A typical hookah consists of a bowl to hold the tobacco…a long metal body…a jar half-filled with water (which cools the smoke)…and a flexible hose with a mouthpiece. The tobacco is covered with foil and then with charcoal which, when lit, ignites the tobacco.

Hookah smokers use a special tobacco mixture called shisha (sold online and in stores). This gooey mix contains tobacco plus molasses, glycerin, honey and/or flavorings (chocolate, mint, cherry, licorice, etc.). These added flavors make the tobacco taste better—but contrary to what some hookah smokers believe, they do nothing to “counteract” the harmful effects of the tobacco.

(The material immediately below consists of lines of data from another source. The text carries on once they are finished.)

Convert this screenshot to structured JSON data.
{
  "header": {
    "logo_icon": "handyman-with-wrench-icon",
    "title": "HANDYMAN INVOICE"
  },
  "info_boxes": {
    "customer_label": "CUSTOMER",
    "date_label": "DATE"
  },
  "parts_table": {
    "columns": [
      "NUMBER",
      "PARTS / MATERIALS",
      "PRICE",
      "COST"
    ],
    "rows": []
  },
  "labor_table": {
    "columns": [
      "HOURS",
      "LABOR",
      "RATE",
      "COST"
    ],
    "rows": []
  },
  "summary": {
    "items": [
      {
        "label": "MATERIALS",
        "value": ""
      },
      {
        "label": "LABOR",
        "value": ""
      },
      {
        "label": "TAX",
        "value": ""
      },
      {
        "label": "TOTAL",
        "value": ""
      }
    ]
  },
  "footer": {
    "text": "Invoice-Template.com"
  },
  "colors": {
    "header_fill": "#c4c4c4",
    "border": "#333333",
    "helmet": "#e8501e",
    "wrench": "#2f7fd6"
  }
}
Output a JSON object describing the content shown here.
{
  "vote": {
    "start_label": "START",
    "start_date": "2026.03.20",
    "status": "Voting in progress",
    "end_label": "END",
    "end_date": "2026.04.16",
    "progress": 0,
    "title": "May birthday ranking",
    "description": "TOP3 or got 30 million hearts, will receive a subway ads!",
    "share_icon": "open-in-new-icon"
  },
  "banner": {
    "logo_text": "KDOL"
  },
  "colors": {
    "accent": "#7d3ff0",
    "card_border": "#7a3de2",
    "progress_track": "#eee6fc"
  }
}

These kids are smoking, pure and simple. They are breathing in all the usual nasty stuff found in cigarettes—including carbon monoxide and other combustion products as well as highly addictive nicotine.

MEASURING METALS

For the new study, researchers looked at the levels of 18 metals (including lead and the “metalloid” arsenic) in 12 different commercially available hookah tobacco mixtures—eight from the US and four imported from the Middle East. They determined the levels of these toxic metals in the tobacco mixtures, in the smoke they produced and in what was left in the water. Findings…

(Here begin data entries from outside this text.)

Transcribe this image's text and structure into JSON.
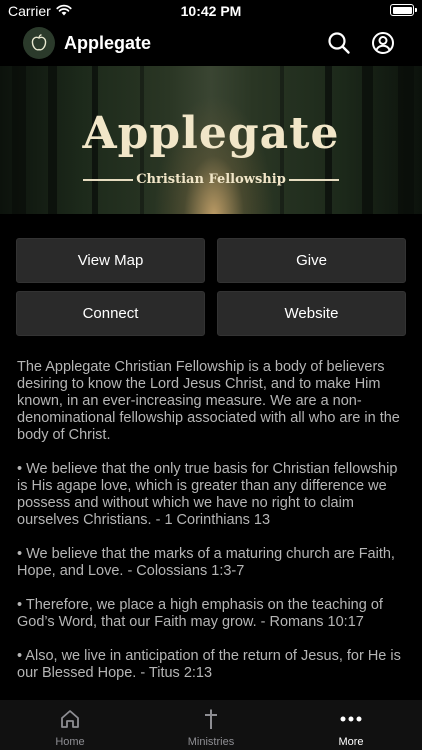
{
  "status_bar": {
    "carrier": "Carrier",
    "time": "10:42 PM"
  },
  "header": {
    "title": "Applegate"
  },
  "hero": {
    "title": "Applegate",
    "subtitle": "Christian Fellowship"
  },
  "buttons": {
    "view_map": "View Map",
    "give": "Give",
    "connect": "Connect",
    "website": "Website"
  },
  "content": {
    "paragraphs": [
      "The Applegate Christian Fellowship is a body of believers desiring to know the Lord Jesus Christ, and to make Him known, in an ever-increasing measure. We are a non-denominational fellowship associated with all who are in the body of Christ.",
      "• We believe that the only true basis for Christian fellowship is His agape love, which is greater than any difference we possess and without which we have no right to claim ourselves Christians. - 1 Corinthians 13",
      "• We believe that the marks of a maturing church are Faith, Hope, and Love. - Colossians 1:3-7",
      "• Therefore, we place a high emphasis on the teaching of God’s Word, that our Faith may grow. - Romans 10:17",
      "• Also, we live in anticipation of the return of Jesus, for He is our Blessed Hope. - Titus 2:13"
    ]
  },
  "tab_bar": {
    "tabs": [
      {
        "label": "Home",
        "icon": "home-icon"
      },
      {
        "label": "Ministries",
        "icon": "cross-icon"
      },
      {
        "label": "More",
        "icon": "more-icon"
      }
    ],
    "active": "More"
  },
  "colors": {
    "background": "#000000",
    "button": "#2a2a2a",
    "body_text": "#b5b5b5",
    "hero_text": "#f1e6c8"
  }
}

  • The water in the hookah pipe showed very low levels of toxins, suggesting that the water does not filter out the metals. This may disprove a popular belief among hookah smokers, many of whom claim that hookah smoking is basically harmless because of the water’s “filtering effects.”
  • Tobacco formulations from the Middle East (which are popular in the US) contained about twice the level of tested metals as US-grown tobacco. Lead was particularly high in Middle Eastern mixtures—something few hookah smokers may be aware of!

HOOKAHS VS. CIGARETTES, ETC.

If your kid claims that hookah smoking is safer than cigarette smoking, here’s the info you need to counter his arguments…

  • Hookah users tend to sit at the pipe and smoke for an hour straight—that’s about 200 puffs, compared to 20 puffs for a typical cigarette. Now, suppose a cigarette smoker puffed away for a full hour, smoking 10 cigarettes one after the next. According to an earlier study published in American Journal of Health Behavior, the volume of smoke inhaled per cigarette is about 600 milliliters (ml)—so those 10 cigarettes would deliver 6,000 ml of smoke. In comparison, the volume of smoke inhaled by each user during a typical hookah session is about 90,000 ml! (As my son told me, your lungs can take in a lot more smoke when the water in the pipe cools it down. But of course, the cooling does nothing to remove the toxins.)
  • The charcoal used to heat tobacco in the hookah increases the health risks even further by producing high levels of carbon monoxide and cancer-causing chemicals. The charcoal smoke (like the tobacco smoke) is both inhaled through the hookah and released into the air in the room and inhaled as secondhand smoke. Hookah smokers also are exposed to possible contaminants from the metals and ceramics from which the pipe is made.
  • Like with cigarettes, hookah tobacco and smoke contain numerous toxic substances known to cause clogged arteries, heart disease, and lung, stomach, bladder and oral cancers. Some hookah users claim that they are protected because they “don’t inhale.” However, according to the Centers for Disease Control and Prevention (CDC), “Irritation from exposure to tobacco juices increases the risk of developing oral cancers. The irritation by tobacco juice products is likely to be greater among hookah smokers than among pipe or cigar smokers because hookah smoking is typically practiced (with or without inhalation) more often and for longer periods of time.” Tobacco juice. Ask your young hookah smoker if he’d like some of that!
  • Like all tobacco, hookah tobacco contains nicotine—and thus it is addictive.
  • Hookahs typically are shared by many smokers, so any infectious germs—including those that cause tuberculosis and hepatitis—that are left on the mouthpiece are ready and waiting for the next user. (My son scoffed at this until I pointed out the cold sore on his buddy’s lip and noted that sharing the hookah mouthpiece might give him oral herpes.)

Bottom line: No matter how trendy or exotic a hookah may seem, it is not a safe way to smoke. If anyone you know uses a hookah—or might—send him or her this article.